If any of you are like me, March Madness has taken over your day and you are frantically checking your NCAA basketball brackets, sneaking peaks at game scores throughout the day. This past fall I started the University of Washington – Foster School of Business’ part time MBA program, and was fortunate enough to receive a grant through the Foundation for Jewish Camp’s Robert and Elisa Spungen Bildner Fellowship. Fortunately for me, and for my bracket, I just completed a semester of “Statistics Analysis for Business,” but it was not my basketball bracket where I have most utilized the last quarter of studying. For the last few weeks there has been much talk about the impact of Jewish summer camp. This is likely a result of the CAMP WORKS study released by FJC earlier this month.
As a full time camp professional, I am always thrilled with anything that supports the work that we do. Any tool which shows Jewish summer camp as integral in the foundation and growth of a child’s Jewish identity and, further, indicates increased involvement in the Jewish community and ongoing Jewish life, is a welcome tool for us to share with parents and community members. If this had been published three months ago, I probably would have said to myself, “Here is a great article to share with families about the success and importance of Jewish Summer Camp.”

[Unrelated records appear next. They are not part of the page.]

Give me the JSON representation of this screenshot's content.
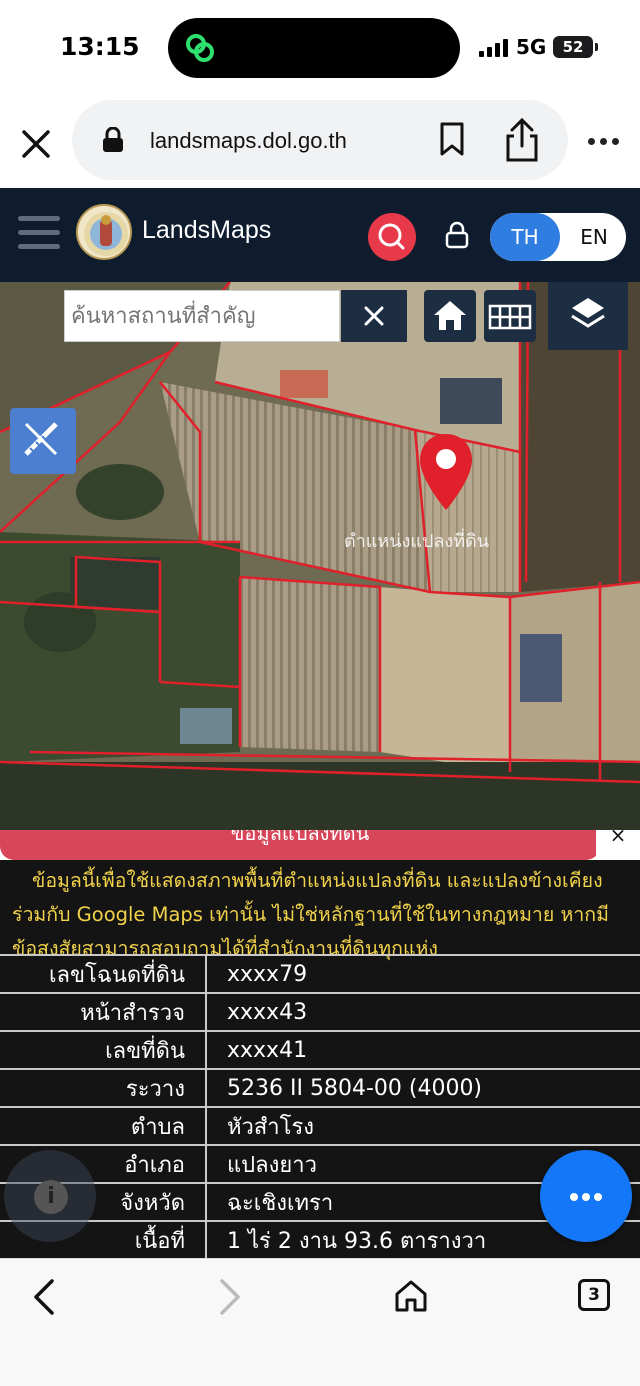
{
  "status_bar": {
    "time": "13:15",
    "network": "5G",
    "battery": "52"
  },
  "browser": {
    "url": "landsmaps.dol.go.th",
    "tab_count": "3"
  },
  "header": {
    "brand": "LandsMaps",
    "lang_th": "TH",
    "lang_en": "EN",
    "active_lang": "TH"
  },
  "map": {
    "search_placeholder": "ค้นหาสถานที่สำคัญ",
    "clear_label": "×",
    "parcel_label": "ตำแหน่งแปลงที่ดิน"
  },
  "info": {
    "banner": "ข้อมูลแปลงที่ดิน",
    "close_label": "×",
    "disclaimer_line1": "ข้อมูลนี้เพื่อใช้แสดงสภาพพื้นที่ตำแหน่งแปลงที่ดิน และแปลงข้างเคียง",
    "disclaimer_line2": "ร่วมกับ Google Maps เท่านั้น ไม่ใช่หลักฐานที่ใช้ในทางกฎหมาย หากมี",
    "disclaimer_line3": "ข้อสงสัยสามารถสอบถามได้ที่สำนักงานที่ดินทุกแห่ง",
    "rows": [
      {
        "key": "เลขโฉนดที่ดิน",
        "value": "xxxx79"
      },
      {
        "key": "หน้าสำรวจ",
        "value": "xxxx43"
      },
      {
        "key": "เลขที่ดิน",
        "value": "xxxx41"
      },
      {
        "key": "ระวาง",
        "value": "5236 II 5804-00 (4000)"
      },
      {
        "key": "ตำบล",
        "value": "หัวสำโรง"
      },
      {
        "key": "อำเภอ",
        "value": "แปลงยาว"
      },
      {
        "key": "จังหวัด",
        "value": "ฉะเชิงเทรา"
      },
      {
        "key": "เนื้อที่",
        "value": "1 ไร่ 2 งาน 93.6 ตารางวา"
      }
    ],
    "info_icon_label": "i"
  },
  "colors": {
    "header_bg": "#0f1c2e",
    "accent_blue": "#2f7de1",
    "search_red": "#e8394b",
    "banner_red": "#d8465a",
    "disclaimer_yellow": "#f1d24a",
    "parcel_line": "#e0202a"
  }
}
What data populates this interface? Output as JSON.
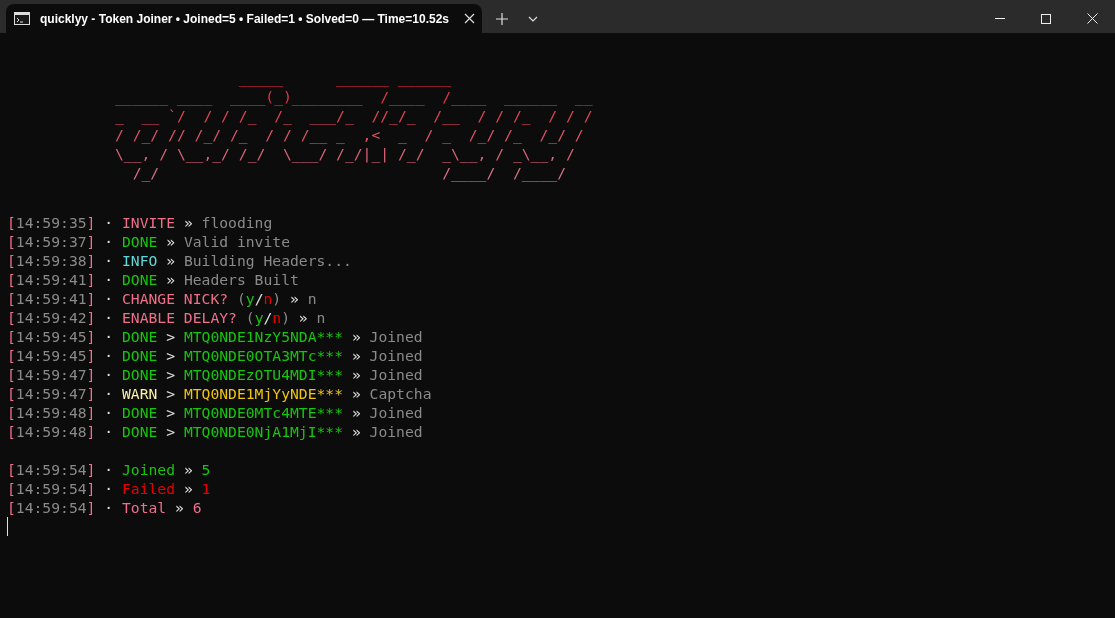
{
  "window": {
    "tab_title": "quicklyy - Token Joiner • Joined=5 • Failed=1 • Solved=0 — Time=10.52s"
  },
  "logo": [
    "              _____      ______ ______",
    "______ ____  ____(_)________  /____  /____  ______  __",
    "_  __ `/  / / /_  /_  ___/_  //_/_  /__  / / /_  / / /",
    "/ /_/ // /_/ /_  / / /__ _  ,<  _  / _  /_/ /_  /_/ /",
    "\\__, / \\__,_/ /_/  \\___/ /_/|_| /_/  _\\__, / _\\__, /",
    "  /_/                                /____/  /____/"
  ],
  "log_lines": [
    {
      "time": "[14:59:35]",
      "parts": [
        {
          "kind": "dot",
          "text": "·"
        },
        {
          "kind": "tag-pink",
          "text": "INVITE"
        },
        {
          "kind": "arrow",
          "text": "»"
        },
        {
          "kind": "message",
          "text": "flooding"
        }
      ]
    },
    {
      "time": "[14:59:37]",
      "parts": [
        {
          "kind": "dot",
          "text": "·"
        },
        {
          "kind": "tag-green",
          "text": "DONE"
        },
        {
          "kind": "arrow",
          "text": "»"
        },
        {
          "kind": "message",
          "text": "Valid invite"
        }
      ]
    },
    {
      "time": "[14:59:38]",
      "parts": [
        {
          "kind": "dot",
          "text": "·"
        },
        {
          "kind": "tag-cyan",
          "text": "INFO"
        },
        {
          "kind": "arrow",
          "text": "»"
        },
        {
          "kind": "message",
          "text": "Building Headers..."
        }
      ]
    },
    {
      "time": "[14:59:41]",
      "parts": [
        {
          "kind": "dot",
          "text": "·"
        },
        {
          "kind": "tag-green",
          "text": "DONE"
        },
        {
          "kind": "arrow",
          "text": "»"
        },
        {
          "kind": "message",
          "text": "Headers Built"
        }
      ]
    },
    {
      "time": "[14:59:41]",
      "parts": [
        {
          "kind": "dot",
          "text": "·"
        },
        {
          "kind": "tag-pink",
          "text": "CHANGE NICK?"
        },
        {
          "kind": "prompt",
          "text": "(y/n)"
        },
        {
          "kind": "arrow",
          "text": "»"
        },
        {
          "kind": "message",
          "text": "n"
        }
      ]
    },
    {
      "time": "[14:59:42]",
      "parts": [
        {
          "kind": "dot",
          "text": "·"
        },
        {
          "kind": "tag-pink",
          "text": "ENABLE DELAY?"
        },
        {
          "kind": "prompt",
          "text": "(y/n)"
        },
        {
          "kind": "arrow",
          "text": "»"
        },
        {
          "kind": "message",
          "text": "n"
        }
      ]
    },
    {
      "time": "[14:59:45]",
      "parts": [
        {
          "kind": "dot",
          "text": "·"
        },
        {
          "kind": "tag-green",
          "text": "DONE"
        },
        {
          "kind": "arrow",
          "text": ">"
        },
        {
          "kind": "token-green",
          "text": "MTQ0NDE1NzY5NDA***"
        },
        {
          "kind": "arrow",
          "text": "»"
        },
        {
          "kind": "message",
          "text": "Joined"
        }
      ]
    },
    {
      "time": "[14:59:45]",
      "parts": [
        {
          "kind": "dot",
          "text": "·"
        },
        {
          "kind": "tag-green",
          "text": "DONE"
        },
        {
          "kind": "arrow",
          "text": ">"
        },
        {
          "kind": "token-green",
          "text": "MTQ0NDE0OTA3MTc***"
        },
        {
          "kind": "arrow",
          "text": "»"
        },
        {
          "kind": "message",
          "text": "Joined"
        }
      ]
    },
    {
      "time": "[14:59:47]",
      "parts": [
        {
          "kind": "dot",
          "text": "·"
        },
        {
          "kind": "tag-green",
          "text": "DONE"
        },
        {
          "kind": "arrow",
          "text": ">"
        },
        {
          "kind": "token-green",
          "text": "MTQ0NDEzOTU4MDI***"
        },
        {
          "kind": "arrow",
          "text": "»"
        },
        {
          "kind": "message",
          "text": "Joined"
        }
      ]
    },
    {
      "time": "[14:59:47]",
      "parts": [
        {
          "kind": "dot",
          "text": "·"
        },
        {
          "kind": "tag-yellow",
          "text": "WARN"
        },
        {
          "kind": "arrow",
          "text": ">"
        },
        {
          "kind": "token-yellow",
          "text": "MTQ0NDE1MjYyNDE***"
        },
        {
          "kind": "arrow",
          "text": "»"
        },
        {
          "kind": "message",
          "text": "Captcha"
        }
      ]
    },
    {
      "time": "[14:59:48]",
      "parts": [
        {
          "kind": "dot",
          "text": "·"
        },
        {
          "kind": "tag-green",
          "text": "DONE"
        },
        {
          "kind": "arrow",
          "text": ">"
        },
        {
          "kind": "token-green",
          "text": "MTQ0NDE0MTc4MTE***"
        },
        {
          "kind": "arrow",
          "text": "»"
        },
        {
          "kind": "message",
          "text": "Joined"
        }
      ]
    },
    {
      "time": "[14:59:48]",
      "parts": [
        {
          "kind": "dot",
          "text": "·"
        },
        {
          "kind": "tag-green",
          "text": "DONE"
        },
        {
          "kind": "arrow",
          "text": ">"
        },
        {
          "kind": "token-green",
          "text": "MTQ0NDE0NjA1MjI***"
        },
        {
          "kind": "arrow",
          "text": "»"
        },
        {
          "kind": "message",
          "text": "Joined"
        }
      ]
    }
  ],
  "summary_lines": [
    {
      "time": "[14:59:54]",
      "parts": [
        {
          "kind": "dot",
          "text": "·"
        },
        {
          "kind": "tag-green",
          "text": "Joined"
        },
        {
          "kind": "arrow",
          "text": "»"
        },
        {
          "kind": "value-green",
          "text": "5"
        }
      ]
    },
    {
      "time": "[14:59:54]",
      "parts": [
        {
          "kind": "dot",
          "text": "·"
        },
        {
          "kind": "tag-red",
          "text": "Failed"
        },
        {
          "kind": "arrow",
          "text": "»"
        },
        {
          "kind": "value-red",
          "text": "1"
        }
      ]
    },
    {
      "time": "[14:59:54]",
      "parts": [
        {
          "kind": "dot",
          "text": "·"
        },
        {
          "kind": "tag-pink",
          "text": "Total"
        },
        {
          "kind": "arrow",
          "text": "»"
        },
        {
          "kind": "value-pink",
          "text": "6"
        }
      ]
    }
  ]
}
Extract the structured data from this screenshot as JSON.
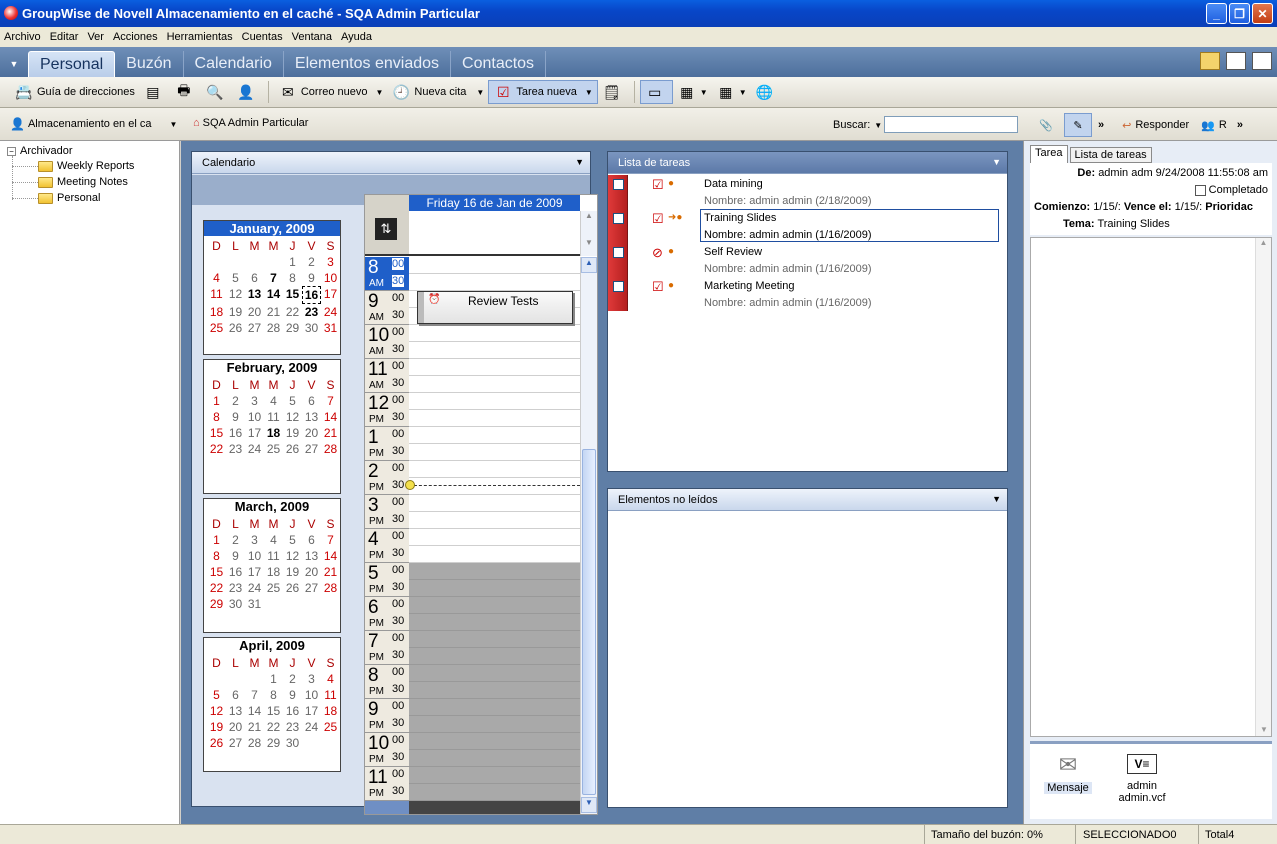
{
  "window": {
    "title": "GroupWise de Novell Almacenamiento en el caché - SQA Admin Particular",
    "min": "_",
    "max": "❐",
    "close": "✕"
  },
  "menu": [
    "Archivo",
    "Editar",
    "Ver",
    "Acciones",
    "Herramientas",
    "Cuentas",
    "Ventana",
    "Ayuda"
  ],
  "nav_tabs": [
    "Personal",
    "Buzón",
    "Calendario",
    "Elementos enviados",
    "Contactos"
  ],
  "toolbar": {
    "address_book": "Guía de direcciones",
    "new_mail": "Correo nuevo",
    "new_appt": "Nueva cita",
    "new_task": "Tarea nueva"
  },
  "location": {
    "mode": "Almacenamiento en el ca",
    "path": "SQA Admin Particular",
    "search_label": "Buscar:",
    "search_value": ""
  },
  "preview_toolbar": {
    "reply": "Responder",
    "more": "R"
  },
  "folders": {
    "root": "Archivador",
    "items": [
      "Weekly Reports",
      "Meeting Notes",
      "Personal"
    ]
  },
  "calendar_panel": {
    "title": "Calendario",
    "day_header": "Friday 16 de Jan de 2009",
    "appointment": "Review Tests"
  },
  "weekday_headers": [
    "D",
    "L",
    "M",
    "M",
    "J",
    "V",
    "S"
  ],
  "months": [
    {
      "title": "January, 2009",
      "start": 4,
      "days": 31,
      "bold": [
        7,
        13,
        14,
        15,
        16,
        23
      ],
      "today": 16
    },
    {
      "title": "February, 2009",
      "start": 0,
      "days": 28,
      "bold": [
        18
      ],
      "today": 0
    },
    {
      "title": "March, 2009",
      "start": 0,
      "days": 31,
      "bold": [],
      "today": 0
    },
    {
      "title": "April, 2009",
      "start": 3,
      "days": 30,
      "bold": [],
      "today": 0
    }
  ],
  "hours": [
    {
      "h": "8",
      "ap": "AM"
    },
    {
      "h": "9",
      "ap": "AM"
    },
    {
      "h": "10",
      "ap": "AM"
    },
    {
      "h": "11",
      "ap": "AM"
    },
    {
      "h": "12",
      "ap": "PM"
    },
    {
      "h": "1",
      "ap": "PM"
    },
    {
      "h": "2",
      "ap": "PM"
    },
    {
      "h": "3",
      "ap": "PM"
    },
    {
      "h": "4",
      "ap": "PM"
    },
    {
      "h": "5",
      "ap": "PM"
    },
    {
      "h": "6",
      "ap": "PM"
    },
    {
      "h": "7",
      "ap": "PM"
    },
    {
      "h": "8",
      "ap": "PM"
    },
    {
      "h": "9",
      "ap": "PM"
    },
    {
      "h": "10",
      "ap": "PM"
    },
    {
      "h": "11",
      "ap": "PM"
    }
  ],
  "minutes": [
    "00",
    "30"
  ],
  "tasks_panel": {
    "title": "Lista de tareas",
    "tasks": [
      {
        "title": "Data mining",
        "detail": "Nombre: admin admin (2/18/2009)"
      },
      {
        "title": "Training Slides",
        "detail": "Nombre: admin admin (1/16/2009)"
      },
      {
        "title": "Self Review",
        "detail": "Nombre: admin admin (1/16/2009)"
      },
      {
        "title": "Marketing Meeting",
        "detail": "Nombre: admin admin (1/16/2009)"
      }
    ]
  },
  "unread_panel": {
    "title": "Elementos no leídos"
  },
  "preview": {
    "tabs": [
      "Tarea",
      "Lista de tareas"
    ],
    "from_label": "De:",
    "from_value": "admin adm 9/24/2008 11:55:08 am",
    "completed": "Completado",
    "start_label": "Comienzo:",
    "start_value": "1/15/:",
    "due_label": "Vence el:",
    "due_value": "1/15/:",
    "priority_label": "Prioridac",
    "subject_label": "Tema:",
    "subject_value": "Training Slides",
    "attachments": [
      {
        "name": "Mensaje"
      },
      {
        "name": "admin admin.vcf"
      }
    ]
  },
  "status": {
    "mailbox": "Tamaño del buzón: 0%",
    "selected": "SELECCIONADO0",
    "total": "Total4"
  }
}
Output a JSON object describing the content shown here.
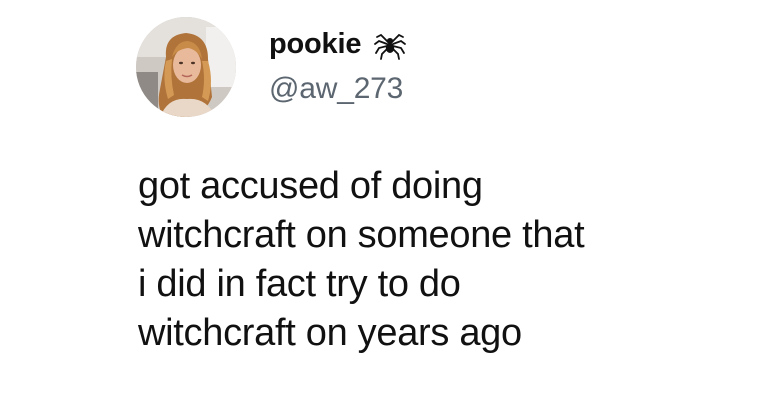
{
  "user": {
    "display_name": "pookie",
    "handle": "@aw_273",
    "badge_icon": "spider-icon",
    "avatar": "profile-photo"
  },
  "tweet": {
    "lines": [
      "got accused of doing",
      "witchcraft on someone that",
      "i did in fact try to do",
      "witchcraft on years ago"
    ]
  },
  "colors": {
    "background": "#ffffff",
    "text": "#111111",
    "handle": "#5c6670"
  }
}
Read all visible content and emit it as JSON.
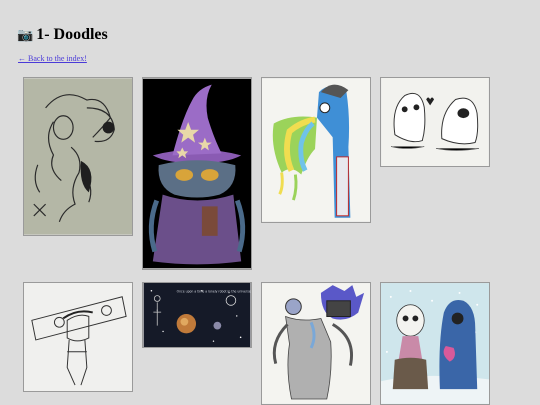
{
  "page": {
    "title_icon": "camera-icon",
    "title": "1- Doodles",
    "back_link": "← Back to the index!"
  },
  "gallery": {
    "items": [
      {
        "subject": "hooded-figure-sketch"
      },
      {
        "subject": "wizard-doodle"
      },
      {
        "subject": "blue-creature-rainbow-vomit"
      },
      {
        "subject": "two-ghosts-heart"
      },
      {
        "subject": "pillory-prisoner-sketch"
      },
      {
        "subject": "space-scene"
      },
      {
        "subject": "robot-creature"
      },
      {
        "subject": "two-monsters-snow"
      }
    ],
    "space_note": "Once upon a time a lonely robot in the universe"
  },
  "colors": {
    "background": "#dcdcdc",
    "link": "#4a3ad8",
    "wizard_hat": "#8a5bb3",
    "creature_blue": "#3f8fd6"
  }
}
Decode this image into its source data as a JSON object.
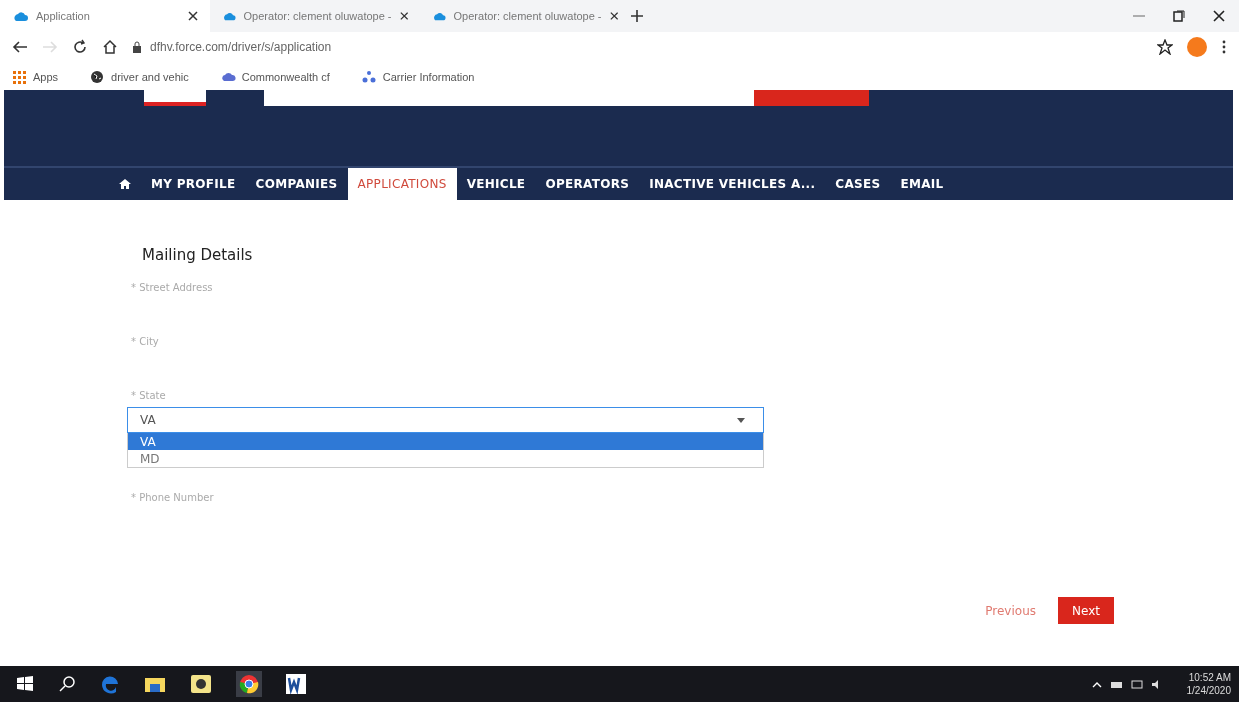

Instead, at the beginning of March, I poured over the report with a whole new perspective. I looked at the findings not only through the eyes of an Assistant Camp Director but, also, as a person who was just about to take her final stats exam. The night before the study was released, my class focused on multivariate statistical analysis, looking at the importance of isolating specific variables and controlling for the potential effect of others. I heard myself explaining the methods in conjunction with the results of the CAMP WORKS study with great excitement. The strength of the findings was not the qualitative idea that camp is great, but rather the ability to quantify what we all felt. Jewish Camp works and it’s all in the numbers. The ability to combine and quantify gives exceptional weight, not only to the study, but in effect, to the success of Jewish Camp.
In the FJC’s Yitro Leadership program, our cohort spent a lot of time drilling down into the details of our camps’ programs and missions. We explored the methods of infusing the day to day of camp with intentionality and supported each other in developing meaningful additions to the culture and offerings of Jewish Camp. Now, just two quarters into my MBA program, I am excited that I have already found ways to seamlessly apply my coursework to, well, work and understand methodology from a different angle.